JPH11338532A - Teaching device - Google Patents

Abstract

PROBLEM TO BE SOLVED: To make precise teaching operation performable for a work object which is poor in shape variation by specifying a part of a figure as a teaching index on a shape model displayed on a screen and calculating and recording the three-dimensional position corresponding to specified coordinates on the screen on the surface of the shape model as teaching data. SOLUTION: A teaching mark 15a is moved on the screen of a display device 15 by operation an input device 17 to indicates the top of the figure 10 as the teaching index or its periphery and on the basis of the coordinates of the indicated teaching point on the screen of the display device 15, a teaching position arithmetic part 18 calculates the two-dimensional coordinates of the teaching point on a virtual image. Further, the three-dimensional coordinates of the corresponding point on the surface of the shape model 8 which corresponds to the two-dimensional coordinates of the teaching point on the virtual image and is uniquely determined is calculated through reverse conversion.
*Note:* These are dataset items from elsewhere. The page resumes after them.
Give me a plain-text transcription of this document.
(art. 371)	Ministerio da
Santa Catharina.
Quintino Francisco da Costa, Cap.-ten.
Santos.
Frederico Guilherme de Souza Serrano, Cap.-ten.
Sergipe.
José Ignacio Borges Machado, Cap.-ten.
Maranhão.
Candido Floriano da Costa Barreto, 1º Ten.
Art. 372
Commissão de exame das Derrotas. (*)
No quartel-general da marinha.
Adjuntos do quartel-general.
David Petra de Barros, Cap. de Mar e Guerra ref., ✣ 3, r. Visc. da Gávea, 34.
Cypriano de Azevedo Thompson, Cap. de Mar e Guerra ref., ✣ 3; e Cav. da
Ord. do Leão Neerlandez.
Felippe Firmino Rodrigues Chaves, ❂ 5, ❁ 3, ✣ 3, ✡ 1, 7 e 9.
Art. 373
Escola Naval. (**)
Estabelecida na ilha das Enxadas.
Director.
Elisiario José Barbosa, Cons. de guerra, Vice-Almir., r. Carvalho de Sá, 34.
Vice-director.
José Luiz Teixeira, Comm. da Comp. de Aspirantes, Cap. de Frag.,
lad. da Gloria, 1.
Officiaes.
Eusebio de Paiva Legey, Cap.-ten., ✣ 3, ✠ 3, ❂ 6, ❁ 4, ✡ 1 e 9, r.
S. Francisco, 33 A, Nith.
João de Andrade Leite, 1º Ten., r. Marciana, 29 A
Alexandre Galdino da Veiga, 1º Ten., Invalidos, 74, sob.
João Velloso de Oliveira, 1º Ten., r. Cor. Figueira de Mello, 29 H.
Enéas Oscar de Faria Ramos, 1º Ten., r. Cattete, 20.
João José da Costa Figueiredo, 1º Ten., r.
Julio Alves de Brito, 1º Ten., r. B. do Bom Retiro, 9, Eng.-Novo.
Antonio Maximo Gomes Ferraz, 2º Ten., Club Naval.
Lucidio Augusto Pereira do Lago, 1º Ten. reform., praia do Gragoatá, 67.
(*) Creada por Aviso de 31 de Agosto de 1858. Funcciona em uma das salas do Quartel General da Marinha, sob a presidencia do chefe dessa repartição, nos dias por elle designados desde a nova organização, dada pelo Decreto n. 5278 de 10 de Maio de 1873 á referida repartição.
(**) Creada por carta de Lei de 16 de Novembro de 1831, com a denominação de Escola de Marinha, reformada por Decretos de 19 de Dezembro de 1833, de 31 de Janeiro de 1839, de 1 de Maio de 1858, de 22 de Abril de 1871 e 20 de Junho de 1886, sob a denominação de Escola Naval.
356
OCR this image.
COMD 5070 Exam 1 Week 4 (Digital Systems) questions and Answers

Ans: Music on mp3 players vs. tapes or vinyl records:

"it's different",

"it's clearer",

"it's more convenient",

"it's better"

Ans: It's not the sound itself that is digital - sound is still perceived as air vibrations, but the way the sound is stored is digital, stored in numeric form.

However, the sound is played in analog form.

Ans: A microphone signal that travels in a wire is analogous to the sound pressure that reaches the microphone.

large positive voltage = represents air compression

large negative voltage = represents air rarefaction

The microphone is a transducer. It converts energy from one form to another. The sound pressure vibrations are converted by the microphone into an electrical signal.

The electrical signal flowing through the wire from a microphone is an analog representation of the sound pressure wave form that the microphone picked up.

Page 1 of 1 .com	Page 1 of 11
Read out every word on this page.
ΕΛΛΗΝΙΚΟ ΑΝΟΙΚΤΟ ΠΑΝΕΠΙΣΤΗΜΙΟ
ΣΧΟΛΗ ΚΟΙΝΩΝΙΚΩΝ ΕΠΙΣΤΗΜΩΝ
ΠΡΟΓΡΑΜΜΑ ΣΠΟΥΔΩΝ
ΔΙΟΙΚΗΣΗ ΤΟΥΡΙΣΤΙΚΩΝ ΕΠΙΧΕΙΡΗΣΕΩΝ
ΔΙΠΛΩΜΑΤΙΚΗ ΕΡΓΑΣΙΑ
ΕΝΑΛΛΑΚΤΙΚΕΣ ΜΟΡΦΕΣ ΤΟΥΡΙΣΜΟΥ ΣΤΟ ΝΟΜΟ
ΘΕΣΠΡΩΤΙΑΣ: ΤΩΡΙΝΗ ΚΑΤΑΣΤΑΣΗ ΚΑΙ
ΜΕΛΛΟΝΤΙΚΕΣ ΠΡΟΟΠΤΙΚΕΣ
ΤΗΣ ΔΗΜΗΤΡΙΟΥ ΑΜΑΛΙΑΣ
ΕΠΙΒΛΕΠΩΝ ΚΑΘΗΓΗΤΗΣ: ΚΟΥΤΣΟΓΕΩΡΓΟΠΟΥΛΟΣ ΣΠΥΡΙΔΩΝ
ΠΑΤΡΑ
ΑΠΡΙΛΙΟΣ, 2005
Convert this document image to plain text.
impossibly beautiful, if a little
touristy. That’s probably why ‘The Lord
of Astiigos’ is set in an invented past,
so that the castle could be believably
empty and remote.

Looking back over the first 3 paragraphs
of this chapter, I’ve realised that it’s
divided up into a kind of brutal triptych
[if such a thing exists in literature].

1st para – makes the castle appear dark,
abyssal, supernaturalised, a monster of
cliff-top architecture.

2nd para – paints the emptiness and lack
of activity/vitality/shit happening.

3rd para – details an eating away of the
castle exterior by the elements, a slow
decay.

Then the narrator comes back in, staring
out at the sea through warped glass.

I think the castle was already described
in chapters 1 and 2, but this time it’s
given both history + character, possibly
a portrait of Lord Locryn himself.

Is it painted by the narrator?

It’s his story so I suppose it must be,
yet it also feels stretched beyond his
This operation is repeated to generate a series of teaching points on the surface of the shape model 8, where an operation track is described, and they are registered as teaching data in a teaching data recording part 19.

Description

DETAILED DESCRIPTION OF THE INVENTION

[0001]

BACKGROUND OF THE INVENTION 1. Field of the Invention The present invention relates to a teaching device for teaching the positioning of an automatic working device such as a manipulator, and more particularly to a teaching device effective for teaching the positioning of an automatic working device used for remote operation.

[0002]

2. Description of the Related Art In the teaching of positioning of an automatic working device such as a manipulator used for remote work, images of both the work target and the automatic work device are monitored by a remote TV camera, and the images are automatically directed toward a predetermined work target on the work target. The work device was approached and the work position was taught online. On the other hand, in the field of FA machining / assembly, an off-line teaching method for designating a teaching point on a shape model such as CAD data having a shape similar to the work target has become widespread as a means of teaching positioning. For these technologies, as a teaching means that combines the work efficiency of off-line teaching with the reliability of work confirmation by the actual image of the work target, the stereoscopic real image and the three-dimensional shape model image of the work target are superimposed and displayed. Technology for teaching on the screen (Matsui et al., "Integrated Remote Robot Control Method Using Multimedia Display", Journal of the Robotics Society of Japan, Vol. 6, No. 4, pp 33-41, 1988, etc.)
Is disclosed.

[0003]

With regard to online teaching under the supervision of the first remote TV camera, while checking the monitoring images from multiple directions in order to surely grasp the relative position between the automatic working device and the work target. In order to carefully approach the automatic operation device to the work target, it takes a lot of work time to teach. Further, when the work target is an object having a small change in shape such as a large-sized flat wall surface, there is a problem that a reference for determining a setting position of a teaching point cannot be confirmed on a monitoring screen, and teaching work becomes difficult.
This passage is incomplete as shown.